Within days, Bewkes, 64, was hosting Stephenson in a 10th floor dining room at Time Warner’s headquarters, overlooking Central Park. Stephenson, 56, had known his counterpart at Time Warner for years. Following its $48 billion takeover of DirecTV in 2015, AT&T had become one of the entertainment giant’s biggest customers as a distributor of Time Warner channels like TBS and TNT. Two years earlier, Bewkes had spurned a $75 billion buyout bid from Murdoch’s 21st Century Fox Inc.
Over bites of salmon, Bewkes and Stephenson discussed the changes reshaping their businesses and by the third hour of their meeting they realized their companies’ futures were becoming intertwined.
For the Oklahoma-born Stephenson, the deal makes him not only the leader of an enormous telecom company but also an overnight media mogul with power over some of the most prized assets in entertainment and news, including CNN. For Bewkes, the sale is a vindication of his decision to reject Murdoch’s overtures.
News of the imminent deal, first reported on Oct. 20 by Bloomberg News, quickly made national headlines and became a talking point in the presidential race, with Hillary Clinton urging regulators to scrutinize the combination and Donald Trump suggesting he’d reject it if elected. Walt Disney Co., which competes against Time Warner, said in a statement that “a transaction of this magnitude obviously warrants very close regulatory scrutiny.”
For a little over two months, the deal was a closely held secret shared at first by just eight people. At Time Warner, that consisted of Bewkes, Chief Financial Officer Howard Averill, General Counsel Paul Cappuccio, and Priya Dogra, the company’s head of mergers and acquisitions. On the AT&T side, it was Stephenson, CFO John Stephens, along with AT&T’s head of deals and the general counsel.
The companies went to great lengths to keep the talks secret.
What’s Up Doc?
Executives met in Washington and Nashville to avoid getting noticed in New York. AT&T referred to the deal by the code name, “Lily,” after an AT&T ad campaign with a sales rep named Lily. Time Warner’s choice was “Rabbit,” a nod to the iconic Warner Bros. character Bugs Bunny. Soon, bankers at Allen & Co. and Perella Weinberg Partners got involved and were joined by JPMorgan Chase & Co. and Citigroup Inc., though only a limited number of people at each firm knew of the talks, according to people with knowledge of the matter.

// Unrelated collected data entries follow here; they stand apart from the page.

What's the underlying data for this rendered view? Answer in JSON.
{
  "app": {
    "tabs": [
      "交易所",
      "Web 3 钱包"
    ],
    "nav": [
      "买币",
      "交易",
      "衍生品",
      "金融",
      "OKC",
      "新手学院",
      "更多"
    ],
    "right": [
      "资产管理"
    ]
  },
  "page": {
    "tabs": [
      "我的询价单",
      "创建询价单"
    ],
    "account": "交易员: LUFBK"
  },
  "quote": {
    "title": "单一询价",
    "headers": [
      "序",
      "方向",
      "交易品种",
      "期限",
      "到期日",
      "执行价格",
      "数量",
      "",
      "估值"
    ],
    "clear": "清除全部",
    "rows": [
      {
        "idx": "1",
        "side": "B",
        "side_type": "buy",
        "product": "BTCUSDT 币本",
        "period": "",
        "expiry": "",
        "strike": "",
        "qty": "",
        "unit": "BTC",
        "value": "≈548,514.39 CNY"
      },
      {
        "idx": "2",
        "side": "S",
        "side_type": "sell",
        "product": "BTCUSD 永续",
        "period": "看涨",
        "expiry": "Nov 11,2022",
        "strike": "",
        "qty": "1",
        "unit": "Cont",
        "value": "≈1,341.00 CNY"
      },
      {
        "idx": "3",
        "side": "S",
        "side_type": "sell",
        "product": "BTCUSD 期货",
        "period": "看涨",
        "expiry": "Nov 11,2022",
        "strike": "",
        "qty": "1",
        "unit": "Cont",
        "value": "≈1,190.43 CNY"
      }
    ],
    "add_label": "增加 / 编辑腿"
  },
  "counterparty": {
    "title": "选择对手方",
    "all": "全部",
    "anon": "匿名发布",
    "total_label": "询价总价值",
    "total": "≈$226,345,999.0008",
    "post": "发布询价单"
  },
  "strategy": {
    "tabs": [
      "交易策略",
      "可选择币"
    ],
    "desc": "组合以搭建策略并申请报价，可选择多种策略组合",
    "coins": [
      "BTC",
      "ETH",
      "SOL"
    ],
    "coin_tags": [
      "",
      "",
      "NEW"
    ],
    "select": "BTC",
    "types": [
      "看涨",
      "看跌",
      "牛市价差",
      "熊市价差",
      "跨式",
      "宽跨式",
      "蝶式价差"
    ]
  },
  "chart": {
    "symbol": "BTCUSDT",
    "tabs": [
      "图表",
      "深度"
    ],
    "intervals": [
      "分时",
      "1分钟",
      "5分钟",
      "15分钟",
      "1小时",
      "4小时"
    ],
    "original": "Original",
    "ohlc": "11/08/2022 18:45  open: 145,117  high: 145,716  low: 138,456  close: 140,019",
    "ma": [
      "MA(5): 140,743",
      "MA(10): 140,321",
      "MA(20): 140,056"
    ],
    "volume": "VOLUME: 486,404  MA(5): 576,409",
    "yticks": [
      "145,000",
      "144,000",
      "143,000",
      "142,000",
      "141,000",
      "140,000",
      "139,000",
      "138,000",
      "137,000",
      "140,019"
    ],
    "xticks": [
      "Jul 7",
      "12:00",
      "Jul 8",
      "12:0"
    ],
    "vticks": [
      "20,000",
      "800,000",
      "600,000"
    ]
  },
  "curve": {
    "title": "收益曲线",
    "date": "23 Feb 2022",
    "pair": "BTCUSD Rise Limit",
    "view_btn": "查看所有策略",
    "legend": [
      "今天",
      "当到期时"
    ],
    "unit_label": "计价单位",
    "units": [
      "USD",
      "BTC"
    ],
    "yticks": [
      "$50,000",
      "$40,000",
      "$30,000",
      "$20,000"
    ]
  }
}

At Time Warner, people were surprised AT&T would attempt such a big deal so soon after digesting DirecTV, according to one person. They had considered that AT&T might make a bid for Time Warner in a year or two.
Stephenson believed Bewkes would sell if AT&T could make a high enough offer, the person said. In 2014, Time Warner had rejected Fox’s $85-a-share bid as too low, saying the company could grow faster on its own. So AT&T made an offer it hoped couldn’t be refused. The phone and pay-TV company’s executives wanted to move quickly because they worried Alphabet Inc.’s Google or Apple Inc. could make a competing offer, according to another person.
The negotiations moved quickly, Stephenson said on a conference call Saturday night, adding it had “a gravity to it.”
“The more we talked about it, the more it fell into place, that there would be benefits that might be significant and might allow us to evolve the ecosystem faster,” Bewkes said.
With an agreement in hand, Time Warner reworked the contracts of Averill, Cappuccio and Ginsberg, giving them restricted stock to retain them during the work to close the deal. Ginsberg, who had that fateful lunch with Chernin at Martha’s Vineyard, also got a 2.9 percent raise, to $900,000.
Executives at Time Warner have begun briefing their employees and extolling the virtues of the deal. Bewkes delivered a video message to employees and divisional executives are reaching out as well, including Warner Bros. CEO Kevin Tsujihara.
“To reiterate what Jeff said, this deal is not about cost savings,” Tsujihara said in a memo. “It is about growth opportunities and our expertise in creating world-class content. AT&T recognizes that the value of our brands and businesses depends upon the expertise of our team, and they are very committed to retaining the talented people who have made our company the best in the industry.”